Cuántas veces un libro o una película no te gusta porque te pilla cruzada. Vas al cine cabreada porque media hora antes un señor casi te atropella al no frenar en un ceda al paso, porque llevas varias noches durmiendo fatal, o porque el bisoñé (había escrito bigote pero de pronto he sentido la urgente necesidad de escribir “bisoñé”, qué maravilla de palabra) del protagonista te recuerda a ese profesor al que le olía mal el aliento y no consigues dejar de pensar en él y entrar en la historia. La realidad tira de ti, mientras tú peleas por salir de ella y meterte en otra, sentada en la oscuridad de una sala en la que, por mucho que solo brille una pantalla gigante delante de ti, por mucho que no haya nada más donde mirar, te has sentado rodeada de recuerdos envenenados por el cansancio, un coche despistado o un olor a rancio procedente de un pasado muy cutre.
Por eso me cuesta recomendar libros, porque muchas veces soy consciente de que uno me ha encantado porque en ese momento de mi vida buscaba una historia exactamente como esa, o no me ha gustado nada porque mientras pasaba las páginas estaba siendo atropellada por una locomotora lenta y pesada como una crisis existencial en la vida real.
Aún así, allá voy. A no-o-bueno-sí recomendar.
Andaba yo estos días escribiendo una historia que parecía que se empezaba a escribir sola, pero en realidad es porque llevaba meses haciendo blup blup en mi cerebro, cuando de pronto llegué a ese punto en el que necesitaba un final hacia el que dirigirme, una intención, pero todos los que se me ocurrían eran demasiado fáciles. O previsibles. O demasiado inverosímiles. O que no me apetecían nada. En la historia hay un perro y me estaba peleando constantemente por huir de la ñoñería, pero me iba hacia el lado contrario, y claro, tampoco es eso. Una anciana matando a hachazos a un perro y utilizando sus vísceras como decoración navideña de su salón comedor a lo mejor es buena idea pero para otro libro. ¿O no? La cosa es que el otro día iba por la calle, cuando pasé por delante de una de mis librerías favoritas y paré, como siempre, en el escaparate. Y me encontré de bruces con “Un perro de carácter”, de Sándor Márai, con una faja que prometía una lectura “sutil, elegante e incisiva”, y claro. Me la tuve que llevar. Y…
¡PERO QUÉ PEDAZO DE BESTIA!
Hasta ahí, mi crítica literaria, sesuda y reposada. El tipo me ha matado. La terminé hace un par de días y se me han quitado las ganas de seguir escribiendo porque jamás en la vida voy a ser capaz de terminar así un libro. Qué pedazo de final. No voy a hacer spoiler, solo diré que con una frase de cuatro palabras remata la historia de la mejor y más sorprendente forma posible. Me ha estallado la cabeza. Así que me he puesto a escribir otra historia que también llevo meses cocinando, y que empezó como un relato de 3 páginas pero que pide a gritos muchos más.

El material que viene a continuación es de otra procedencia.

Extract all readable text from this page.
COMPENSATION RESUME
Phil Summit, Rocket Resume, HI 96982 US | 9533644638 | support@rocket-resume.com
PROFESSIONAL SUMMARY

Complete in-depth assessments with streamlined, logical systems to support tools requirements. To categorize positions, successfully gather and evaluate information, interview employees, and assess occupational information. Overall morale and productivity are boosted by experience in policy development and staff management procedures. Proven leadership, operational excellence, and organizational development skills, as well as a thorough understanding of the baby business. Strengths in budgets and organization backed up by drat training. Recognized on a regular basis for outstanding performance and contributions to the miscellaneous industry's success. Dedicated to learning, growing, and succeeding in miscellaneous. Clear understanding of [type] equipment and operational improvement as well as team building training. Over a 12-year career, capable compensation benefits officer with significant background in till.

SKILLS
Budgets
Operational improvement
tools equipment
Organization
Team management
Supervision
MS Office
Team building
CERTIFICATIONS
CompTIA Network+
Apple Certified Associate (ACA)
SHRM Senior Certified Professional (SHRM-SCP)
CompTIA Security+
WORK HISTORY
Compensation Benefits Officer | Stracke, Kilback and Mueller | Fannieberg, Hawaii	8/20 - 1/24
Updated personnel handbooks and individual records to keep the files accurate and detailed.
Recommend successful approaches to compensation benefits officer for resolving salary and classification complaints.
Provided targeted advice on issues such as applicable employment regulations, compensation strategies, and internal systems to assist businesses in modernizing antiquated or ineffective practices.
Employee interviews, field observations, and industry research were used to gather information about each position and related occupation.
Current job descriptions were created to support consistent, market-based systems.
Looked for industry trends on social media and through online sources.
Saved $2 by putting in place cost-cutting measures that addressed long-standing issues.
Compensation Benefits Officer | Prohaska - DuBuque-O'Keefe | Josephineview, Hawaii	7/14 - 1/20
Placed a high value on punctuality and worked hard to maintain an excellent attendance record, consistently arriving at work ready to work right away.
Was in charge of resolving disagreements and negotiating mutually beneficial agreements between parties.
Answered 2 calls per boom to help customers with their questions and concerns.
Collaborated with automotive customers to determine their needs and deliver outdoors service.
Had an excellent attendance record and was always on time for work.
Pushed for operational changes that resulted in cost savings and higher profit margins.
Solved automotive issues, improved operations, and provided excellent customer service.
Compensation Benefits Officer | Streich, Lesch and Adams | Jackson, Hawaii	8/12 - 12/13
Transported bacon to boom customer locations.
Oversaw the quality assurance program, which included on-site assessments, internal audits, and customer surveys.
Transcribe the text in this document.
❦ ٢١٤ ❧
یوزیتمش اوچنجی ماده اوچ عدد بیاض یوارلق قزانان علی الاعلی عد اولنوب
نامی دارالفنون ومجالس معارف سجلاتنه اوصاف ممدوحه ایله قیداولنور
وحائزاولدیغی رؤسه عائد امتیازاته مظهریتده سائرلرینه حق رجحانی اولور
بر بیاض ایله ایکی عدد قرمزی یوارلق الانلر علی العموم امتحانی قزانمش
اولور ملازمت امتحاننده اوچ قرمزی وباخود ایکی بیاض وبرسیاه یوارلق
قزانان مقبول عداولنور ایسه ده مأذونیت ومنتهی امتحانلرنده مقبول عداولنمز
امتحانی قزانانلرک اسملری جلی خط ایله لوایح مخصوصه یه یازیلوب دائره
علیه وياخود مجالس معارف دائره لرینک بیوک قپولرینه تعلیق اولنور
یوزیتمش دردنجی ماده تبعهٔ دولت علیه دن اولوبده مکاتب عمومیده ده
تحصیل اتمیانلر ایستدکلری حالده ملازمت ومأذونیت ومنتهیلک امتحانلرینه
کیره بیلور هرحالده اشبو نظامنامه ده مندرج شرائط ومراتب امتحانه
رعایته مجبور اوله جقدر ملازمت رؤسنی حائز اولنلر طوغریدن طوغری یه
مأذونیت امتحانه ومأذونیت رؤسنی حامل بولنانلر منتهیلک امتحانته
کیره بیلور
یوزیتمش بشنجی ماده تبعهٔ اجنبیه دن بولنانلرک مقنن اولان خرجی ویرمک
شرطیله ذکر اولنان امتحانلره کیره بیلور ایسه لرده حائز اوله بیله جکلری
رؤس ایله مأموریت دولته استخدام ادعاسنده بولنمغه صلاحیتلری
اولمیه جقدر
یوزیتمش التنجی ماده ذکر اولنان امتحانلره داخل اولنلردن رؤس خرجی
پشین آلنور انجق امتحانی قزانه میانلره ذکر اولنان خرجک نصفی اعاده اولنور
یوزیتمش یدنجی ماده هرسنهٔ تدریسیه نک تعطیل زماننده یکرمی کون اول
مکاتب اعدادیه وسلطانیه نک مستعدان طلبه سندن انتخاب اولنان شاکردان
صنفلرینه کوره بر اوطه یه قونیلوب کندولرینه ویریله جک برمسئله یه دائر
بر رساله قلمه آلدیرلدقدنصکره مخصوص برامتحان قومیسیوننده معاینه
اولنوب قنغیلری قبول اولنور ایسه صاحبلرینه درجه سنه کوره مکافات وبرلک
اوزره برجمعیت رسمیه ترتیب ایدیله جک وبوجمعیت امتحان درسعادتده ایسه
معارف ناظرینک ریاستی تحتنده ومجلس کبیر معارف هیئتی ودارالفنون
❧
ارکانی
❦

El libro tiene algunas frases de auténtica misoginia, pero son pocas, y a mí me han hecho hasta gracia, qué queréis que os diga. No voy a pretender que un señor húngaro nacido en 1900 se hubiera subido de repente a la primera ola del feminismo. Ojalá él y muchos más, pero no.
Otro libro que no quiero recomendar es “Podrías hacer de esto algo bonito”, de Maggie Smith, la escritora, no la actriz, que me ha encantado. Bueno, me ha encantado y me ha aburrido. Me enganchó desde la primera página, luego me peleé un poco con ella, me volvió a gustar, después mucho, y al final, aun más. Es un libro precioso, pero esa montaña rusa de emociones, de gustarme y no gustarme lo que leía y de enamorarme al final, es solo cosa mía por lo que he explicado antes. La vida.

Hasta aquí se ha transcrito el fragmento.